B. fragilis seems to be a professional nutrient scavenger with the ability to obtain carbon and nitrogen sources from peptides, glycoproteins, and polysaccharides. Although the colon can be considered to be a rich nutrient environment, we have shown that mutants deficient in hexose utilization are unable to compete with wild-type organisms when tested in a mouse model of colonization. Other experiments reveal that B. fragilis and some other related Bacteroides species possess a sialic acid N-acetyl neuraminic acid (NANA) utilization pathway that is distinct from that found in many other bacteria. This pathway likely confers a competitive selective advantage to Bacteroides in the colon and at other sites of infection.
Figure 1. Comparison of the NANA and sugar utilization pathways found in E. coli (left) and B. fragilis (right). More details can be found in Brigham et al 2009.
Current experiments will test whether or not manipulation of the animal’s diet can be used to select for or against mutants with defects in utilization of specific substrates. We plan to extend these experiments to the germ-free mouse to better control the influence of other members of the colonic flora in colonization.

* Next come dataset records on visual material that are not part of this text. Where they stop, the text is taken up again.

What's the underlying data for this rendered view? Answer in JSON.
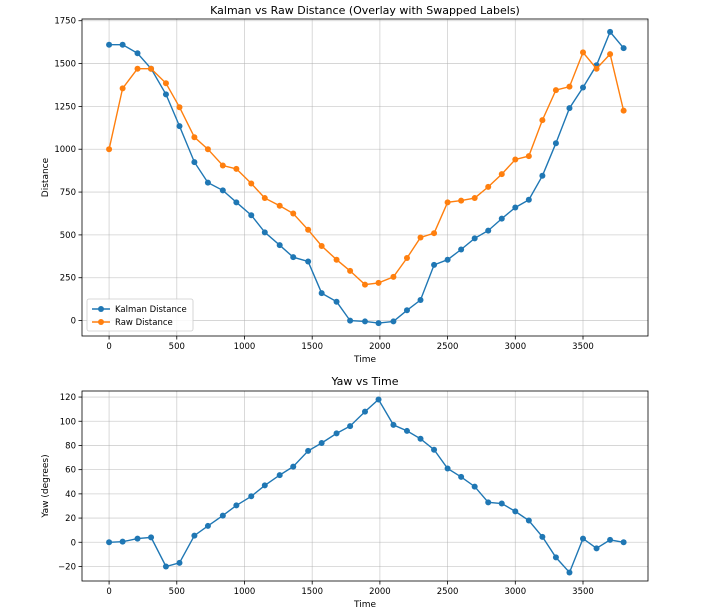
{
  "chart_data": [
    {
      "type": "line",
      "title": "Kalman vs Raw Distance (Overlay with Swapped Labels)",
      "xlabel": "Time",
      "ylabel": "Distance",
      "xlim": [
        -200,
        3980
      ],
      "ylim": [
        -90,
        1760
      ],
      "xticks": [
        0,
        500,
        1000,
        1500,
        2000,
        2500,
        3000,
        3500
      ],
      "yticks": [
        0,
        250,
        500,
        750,
        1000,
        1250,
        1500,
        1750
      ],
      "grid": true,
      "legend": "lower-left",
      "x": [
        0,
        100,
        210,
        310,
        420,
        520,
        630,
        730,
        840,
        940,
        1050,
        1150,
        1260,
        1360,
        1470,
        1570,
        1680,
        1780,
        1890,
        1990,
        2100,
        2200,
        2300,
        2400,
        2500,
        2600,
        2700,
        2800,
        2900,
        3000,
        3100,
        3200,
        3300,
        3400,
        3500,
        3600,
        3700,
        3800
      ],
      "series": [
        {
          "name": "Kalman Distance",
          "color": "#1f77b4",
          "values": [
            1610,
            1610,
            1560,
            1470,
            1320,
            1135,
            925,
            805,
            760,
            690,
            615,
            515,
            440,
            370,
            345,
            160,
            110,
            0,
            -5,
            -15,
            -5,
            60,
            120,
            325,
            355,
            415,
            480,
            525,
            595,
            660,
            705,
            845,
            1035,
            1240,
            1360,
            1490,
            1685,
            1590
          ]
        },
        {
          "name": "Raw Distance",
          "color": "#ff7f0e",
          "values": [
            1000,
            1355,
            1470,
            1470,
            1385,
            1245,
            1070,
            1000,
            905,
            885,
            800,
            715,
            670,
            625,
            530,
            435,
            355,
            290,
            210,
            220,
            255,
            365,
            485,
            510,
            690,
            700,
            715,
            780,
            855,
            940,
            960,
            1170,
            1345,
            1365,
            1565,
            1470,
            1555,
            1225
          ]
        }
      ]
    },
    {
      "type": "line",
      "title": "Yaw vs Time",
      "xlabel": "Time",
      "ylabel": "Yaw (degrees)",
      "xlim": [
        -200,
        3980
      ],
      "ylim": [
        -32,
        125
      ],
      "xticks": [
        0,
        500,
        1000,
        1500,
        2000,
        2500,
        3000,
        3500
      ],
      "yticks": [
        -20,
        0,
        20,
        40,
        60,
        80,
        100,
        120
      ],
      "tick_labels_y": [
        "−20",
        "0",
        "20",
        "40",
        "60",
        "80",
        "100",
        "120"
      ],
      "grid": true,
      "x": [
        0,
        100,
        210,
        310,
        420,
        520,
        630,
        730,
        840,
        940,
        1050,
        1150,
        1260,
        1360,
        1470,
        1570,
        1680,
        1780,
        1890,
        1990,
        2100,
        2200,
        2300,
        2400,
        2500,
        2600,
        2700,
        2800,
        2900,
        3000,
        3100,
        3200,
        3300,
        3400,
        3500,
        3600,
        3700,
        3800
      ],
      "series": [
        {
          "color": "#1f77b4",
          "values": [
            0,
            0.5,
            3,
            4,
            -20,
            -17,
            5.5,
            13.5,
            22,
            30.5,
            38,
            47,
            55.5,
            62.5,
            75.5,
            82,
            90,
            96,
            108,
            118,
            97,
            92,
            85.5,
            76.5,
            61,
            54,
            46,
            33,
            32,
            25.5,
            18,
            4.5,
            -12.5,
            -25,
            3,
            -5,
            2,
            0
          ]
        }
      ]
    }
  ]
}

Antiobiotic Resistance and Transfer
We pioneered the investigation of drug resistance transfer in B. fragilis and have discovered a number of transposable elements, some of which confer conjugation ability, and have characterized several conjugal and mobilizable elements in this organism. This work lead to the development of genetic systems to analyze virulence factors, including cloning vectors, shuttle vectors, promoter traps, etc.
Role of Anaerobes in Evolution
The anaerobes are ancient, having appeared on Earth more than 2.5 billion years ago when the atmosphere and seas was devoid of measurable oxygen. Significant concentrations of oxygen began to accumulate in the atmosphere when the cyanobacteria learned to split water using solar energy. The simple eucaryotes followed but current oxygen levels were not achieved until the advent of the green plants. The anaerobes must have been restricted to oxygen depleted niches and only much later became associated with higher eucaryotes in compartments that could be oxygen free, such as the distal portions of the intestines. It is possible that the anaerobes are biochemically living fossils and the elucidation of their pathways for macromolecular synthesis and their components might illuminate the evolutionary history of these pathways. As an example, we have found that the pathway biosynthesis of the amino acid arginine in B. fragilis and its close relatives is unique, using substrates that are not found in this pathway in other bacteria or higher forms. Interestingly, the aconitase enzyme of B. fragilis is most closely related to the aconitase found in the mitochondria of higher eucaryotes, rather than the aconitase found in E. coli and most other bacteria. Did the eucaryotic mitochondrial enzyme arise from the “swallowing” of primitive bacteria such as B. fragilis? There are several other proteins in B. fragilis that are most closely related to their counterparts in higher eucaryotes. Are these also examples of the bacterial origin of eucaryotic organelles? We continue to discover examples of unique biochemistry in B. fragilis and hope that our work will contribute to understanding the development of these pathways from the beginning of life on Earth.